If you hear the question “Who’s on First?” you may think of the comedy routine by the duo Abbott and Costello about the identity of a baseball player named “Who.” Massive confusion and frustration ensue, and it’s hilarious. But recently, “Who’s on First?” was asked in Oakland. But their confusion and frustration about the identity of the winner of their ranked-choice election were far from funny. Voters have lost their trust in the integrity of elections.

On December 8, 2022, the election officials announced that Nick Resnick had been elected to Oakland’s District 4 school board, and the city council certified him on December 20. But then, eight days later, the election officials informed Resnick that he actually lost the election to Mike Hamilton. On January 9, Nick Resnick was still sworn in as supervisor and even cast votes at a school board meeting in the midst of the confusion. Both the candidates “lawyered up,” and Hamilton sued

How exactly did Oakland’s elections descend into a bad joke? The responsibility for this disaster falls squarely on the shoulders of the voting method they use: ranked choice voting (RCV). Instead of holding separate runoff elections, RCV crams multiple rounds and selections onto a single ballot. In a regular election, a voter simply marks off one person on the ballot. But Oakland decided to switch to RCV, where voters rank candidates in order of preference. Those rankings are used for runoff elections if they occur.

RCV makes ballots confusing. And that’s what happened in Oakland. The real-life “Who’s on First” frustration in Oakland came down to the blank first-ranked choice vote on 235 ballots. Which candidate, if any, did these voters intend to rank first? Some RCV jurisdictions assume that a blank vote is an intentional protest vote for none of the options. But other jurisdictions regard a blank vote as an unintentional mistake (no doubt due to the confusing RCV ballot). They assume that the #2 is really the voter’s first choice, and so they count #2 as #1. Initially, Oakland did it the first way, and Resnick won. But then they tallied it the second way, and Hamilton won. 

Regular elections don’t have this “Who’s on First” issue at all. It is a new problem created by the ranked choice voting experiment. In non-ranked choice voting, you have one choice among your options. You can leave it blank, or you can pick one. It’s a protest vote, or it’s a vote for one name. Come back if you want to vote in the runoff election.
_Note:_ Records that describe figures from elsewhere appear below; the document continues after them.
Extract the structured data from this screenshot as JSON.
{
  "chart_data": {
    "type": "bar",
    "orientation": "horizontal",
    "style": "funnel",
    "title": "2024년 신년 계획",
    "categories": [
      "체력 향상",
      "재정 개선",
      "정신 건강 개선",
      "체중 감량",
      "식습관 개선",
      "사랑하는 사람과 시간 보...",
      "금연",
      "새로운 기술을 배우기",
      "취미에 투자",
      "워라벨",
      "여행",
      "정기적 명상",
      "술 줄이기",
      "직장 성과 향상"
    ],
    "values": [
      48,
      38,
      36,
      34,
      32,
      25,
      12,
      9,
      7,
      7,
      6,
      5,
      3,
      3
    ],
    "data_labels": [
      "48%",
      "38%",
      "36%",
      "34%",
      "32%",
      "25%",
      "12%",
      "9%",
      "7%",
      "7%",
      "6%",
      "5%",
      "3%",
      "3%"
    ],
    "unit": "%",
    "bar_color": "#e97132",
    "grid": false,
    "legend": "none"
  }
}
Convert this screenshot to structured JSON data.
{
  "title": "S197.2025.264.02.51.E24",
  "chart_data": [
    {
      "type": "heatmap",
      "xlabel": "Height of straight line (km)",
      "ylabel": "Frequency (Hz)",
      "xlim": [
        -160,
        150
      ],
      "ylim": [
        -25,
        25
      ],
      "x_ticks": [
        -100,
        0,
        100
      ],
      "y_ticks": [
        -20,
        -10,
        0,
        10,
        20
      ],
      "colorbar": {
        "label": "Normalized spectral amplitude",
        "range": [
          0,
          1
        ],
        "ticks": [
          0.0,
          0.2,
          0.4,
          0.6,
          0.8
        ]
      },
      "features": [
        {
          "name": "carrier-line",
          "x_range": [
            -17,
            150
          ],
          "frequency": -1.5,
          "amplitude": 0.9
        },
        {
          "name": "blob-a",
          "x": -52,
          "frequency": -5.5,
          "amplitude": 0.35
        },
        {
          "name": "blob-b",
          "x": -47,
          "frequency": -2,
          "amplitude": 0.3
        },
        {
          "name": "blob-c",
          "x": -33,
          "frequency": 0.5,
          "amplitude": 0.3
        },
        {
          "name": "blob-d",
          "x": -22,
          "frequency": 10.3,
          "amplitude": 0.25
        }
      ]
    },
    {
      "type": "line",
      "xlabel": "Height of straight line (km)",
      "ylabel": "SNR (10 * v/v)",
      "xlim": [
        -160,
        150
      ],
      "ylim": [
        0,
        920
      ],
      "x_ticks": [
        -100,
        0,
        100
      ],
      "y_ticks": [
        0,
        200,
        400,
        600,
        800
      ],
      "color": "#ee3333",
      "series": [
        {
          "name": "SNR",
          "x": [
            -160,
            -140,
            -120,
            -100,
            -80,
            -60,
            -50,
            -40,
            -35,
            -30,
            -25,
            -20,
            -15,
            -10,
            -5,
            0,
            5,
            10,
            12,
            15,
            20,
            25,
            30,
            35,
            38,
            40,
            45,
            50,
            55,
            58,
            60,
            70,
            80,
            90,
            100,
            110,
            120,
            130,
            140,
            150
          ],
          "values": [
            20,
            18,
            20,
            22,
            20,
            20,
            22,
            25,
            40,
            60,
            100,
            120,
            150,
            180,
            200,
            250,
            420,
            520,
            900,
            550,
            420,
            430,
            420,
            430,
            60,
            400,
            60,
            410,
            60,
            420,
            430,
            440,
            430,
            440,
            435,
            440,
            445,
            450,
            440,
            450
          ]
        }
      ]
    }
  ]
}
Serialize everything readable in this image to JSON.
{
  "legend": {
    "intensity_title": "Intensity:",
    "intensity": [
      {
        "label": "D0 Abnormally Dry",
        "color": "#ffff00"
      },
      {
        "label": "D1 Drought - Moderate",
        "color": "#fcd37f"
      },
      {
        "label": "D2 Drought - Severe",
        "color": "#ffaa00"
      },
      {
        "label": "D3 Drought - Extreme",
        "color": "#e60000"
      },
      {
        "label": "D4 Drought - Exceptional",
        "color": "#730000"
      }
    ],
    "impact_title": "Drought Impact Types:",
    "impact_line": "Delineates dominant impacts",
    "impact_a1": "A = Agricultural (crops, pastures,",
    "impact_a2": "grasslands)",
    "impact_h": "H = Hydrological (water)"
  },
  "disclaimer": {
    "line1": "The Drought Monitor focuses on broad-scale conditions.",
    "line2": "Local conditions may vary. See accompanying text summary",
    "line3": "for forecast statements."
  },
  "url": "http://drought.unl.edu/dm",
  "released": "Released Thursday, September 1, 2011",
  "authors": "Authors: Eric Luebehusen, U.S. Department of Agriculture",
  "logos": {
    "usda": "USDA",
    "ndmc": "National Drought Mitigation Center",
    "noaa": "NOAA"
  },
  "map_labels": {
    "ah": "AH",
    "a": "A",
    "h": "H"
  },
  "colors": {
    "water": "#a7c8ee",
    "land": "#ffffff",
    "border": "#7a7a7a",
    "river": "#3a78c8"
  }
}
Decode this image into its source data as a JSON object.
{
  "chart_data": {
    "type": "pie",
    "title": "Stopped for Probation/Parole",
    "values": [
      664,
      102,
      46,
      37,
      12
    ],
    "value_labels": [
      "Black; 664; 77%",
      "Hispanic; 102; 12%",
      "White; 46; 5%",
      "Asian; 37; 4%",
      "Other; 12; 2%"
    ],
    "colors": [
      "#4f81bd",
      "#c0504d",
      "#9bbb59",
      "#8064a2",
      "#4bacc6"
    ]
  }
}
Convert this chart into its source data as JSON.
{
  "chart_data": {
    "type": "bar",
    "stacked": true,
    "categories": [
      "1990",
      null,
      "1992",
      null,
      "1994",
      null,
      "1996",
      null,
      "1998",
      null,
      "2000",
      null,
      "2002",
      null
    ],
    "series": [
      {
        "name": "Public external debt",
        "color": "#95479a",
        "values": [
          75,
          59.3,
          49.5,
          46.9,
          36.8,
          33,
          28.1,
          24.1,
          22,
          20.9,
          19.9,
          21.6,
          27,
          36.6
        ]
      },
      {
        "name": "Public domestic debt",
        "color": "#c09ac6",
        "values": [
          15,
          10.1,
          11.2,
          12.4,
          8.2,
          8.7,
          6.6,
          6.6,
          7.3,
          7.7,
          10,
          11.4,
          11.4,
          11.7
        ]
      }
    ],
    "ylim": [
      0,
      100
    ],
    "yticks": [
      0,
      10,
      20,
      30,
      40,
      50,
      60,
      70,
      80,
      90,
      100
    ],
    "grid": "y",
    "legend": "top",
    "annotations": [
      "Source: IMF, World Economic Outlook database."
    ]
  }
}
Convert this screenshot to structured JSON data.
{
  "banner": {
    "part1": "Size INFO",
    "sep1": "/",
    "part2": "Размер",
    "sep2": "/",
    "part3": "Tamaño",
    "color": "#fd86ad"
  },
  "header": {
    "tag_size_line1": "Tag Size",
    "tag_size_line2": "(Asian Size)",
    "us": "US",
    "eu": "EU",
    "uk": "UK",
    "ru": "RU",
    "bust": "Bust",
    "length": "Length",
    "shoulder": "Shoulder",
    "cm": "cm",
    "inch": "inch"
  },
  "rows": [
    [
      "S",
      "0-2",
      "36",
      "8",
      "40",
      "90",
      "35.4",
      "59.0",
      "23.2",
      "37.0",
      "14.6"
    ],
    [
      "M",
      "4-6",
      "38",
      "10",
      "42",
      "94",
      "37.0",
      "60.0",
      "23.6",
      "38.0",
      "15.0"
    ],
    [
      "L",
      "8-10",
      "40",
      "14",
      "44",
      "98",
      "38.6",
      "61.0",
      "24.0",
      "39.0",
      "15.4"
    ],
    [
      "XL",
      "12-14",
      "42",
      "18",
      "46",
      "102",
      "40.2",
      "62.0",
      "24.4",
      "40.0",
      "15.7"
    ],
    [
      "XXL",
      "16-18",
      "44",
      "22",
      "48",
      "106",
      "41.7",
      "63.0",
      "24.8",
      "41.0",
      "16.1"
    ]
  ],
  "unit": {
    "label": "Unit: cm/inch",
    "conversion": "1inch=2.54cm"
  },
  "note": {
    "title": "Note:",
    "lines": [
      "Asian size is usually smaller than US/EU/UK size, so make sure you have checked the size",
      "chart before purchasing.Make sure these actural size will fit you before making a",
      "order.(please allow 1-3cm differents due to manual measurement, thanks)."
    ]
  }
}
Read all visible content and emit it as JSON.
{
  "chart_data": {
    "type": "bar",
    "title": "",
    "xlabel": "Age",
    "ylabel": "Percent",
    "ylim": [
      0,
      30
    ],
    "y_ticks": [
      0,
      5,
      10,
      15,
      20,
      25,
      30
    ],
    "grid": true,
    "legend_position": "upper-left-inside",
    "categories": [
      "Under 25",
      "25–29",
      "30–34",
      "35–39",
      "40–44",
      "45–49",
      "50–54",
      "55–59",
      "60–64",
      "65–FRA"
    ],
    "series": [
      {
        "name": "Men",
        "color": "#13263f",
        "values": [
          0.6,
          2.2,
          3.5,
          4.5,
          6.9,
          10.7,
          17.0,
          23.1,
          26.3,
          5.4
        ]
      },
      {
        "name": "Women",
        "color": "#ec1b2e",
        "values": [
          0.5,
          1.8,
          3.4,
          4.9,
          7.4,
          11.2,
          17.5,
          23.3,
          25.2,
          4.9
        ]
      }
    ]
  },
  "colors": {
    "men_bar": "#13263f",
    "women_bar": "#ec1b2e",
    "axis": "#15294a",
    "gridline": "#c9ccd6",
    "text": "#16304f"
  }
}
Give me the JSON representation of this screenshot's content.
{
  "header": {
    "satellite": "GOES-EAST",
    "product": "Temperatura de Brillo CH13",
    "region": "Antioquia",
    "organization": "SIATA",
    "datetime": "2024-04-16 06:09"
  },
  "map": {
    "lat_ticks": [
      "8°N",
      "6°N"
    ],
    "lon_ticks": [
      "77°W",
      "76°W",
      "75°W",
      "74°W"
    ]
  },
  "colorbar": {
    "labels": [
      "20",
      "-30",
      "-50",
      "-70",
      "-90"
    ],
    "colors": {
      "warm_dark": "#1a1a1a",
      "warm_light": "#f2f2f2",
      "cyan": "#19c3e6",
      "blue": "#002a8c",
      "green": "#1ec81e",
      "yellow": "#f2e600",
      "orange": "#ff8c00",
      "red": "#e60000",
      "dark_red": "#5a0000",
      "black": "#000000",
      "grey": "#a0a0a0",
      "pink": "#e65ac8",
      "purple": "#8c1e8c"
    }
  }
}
No need for an election official to guess what you intended to do.

Instead of admitting their endorsed voting method causes this confusion, ranked choice voting groups point their fingers at the election officials struggling to implement it. FairVote, which flagged the RCV problem in the Oakland school board race to the election officials, claimed “it wasn’t about RCV” and instead blamed the problem on a “combination of human folly and correctable practices for transparency.” Similarly, California Ranked Choice Voting Coalition consulting executive director, Sean Dugar, claimed, “We know it works,” and criticized the elections officials for their “gaffe” and “human error” and checking a “button … on an algorithm.” 

If you need an algorithm to run an election, you’ve undoubtedly created an unnecessarily complicated system. And unless the voter is trained in those sophisticated algorithms, they will not be able to truly understand how their ballot is counted.

Oakland voters have lost trust in their election system. One official is calling for the creation of an oversight committee and an independent third-party recount. Both are positive election integrity measures, but a better solution is simply to get rid of ranked choice voting. Don’t ask “who’s on first” and struggle to answer. Leave that to Abbott and Costello.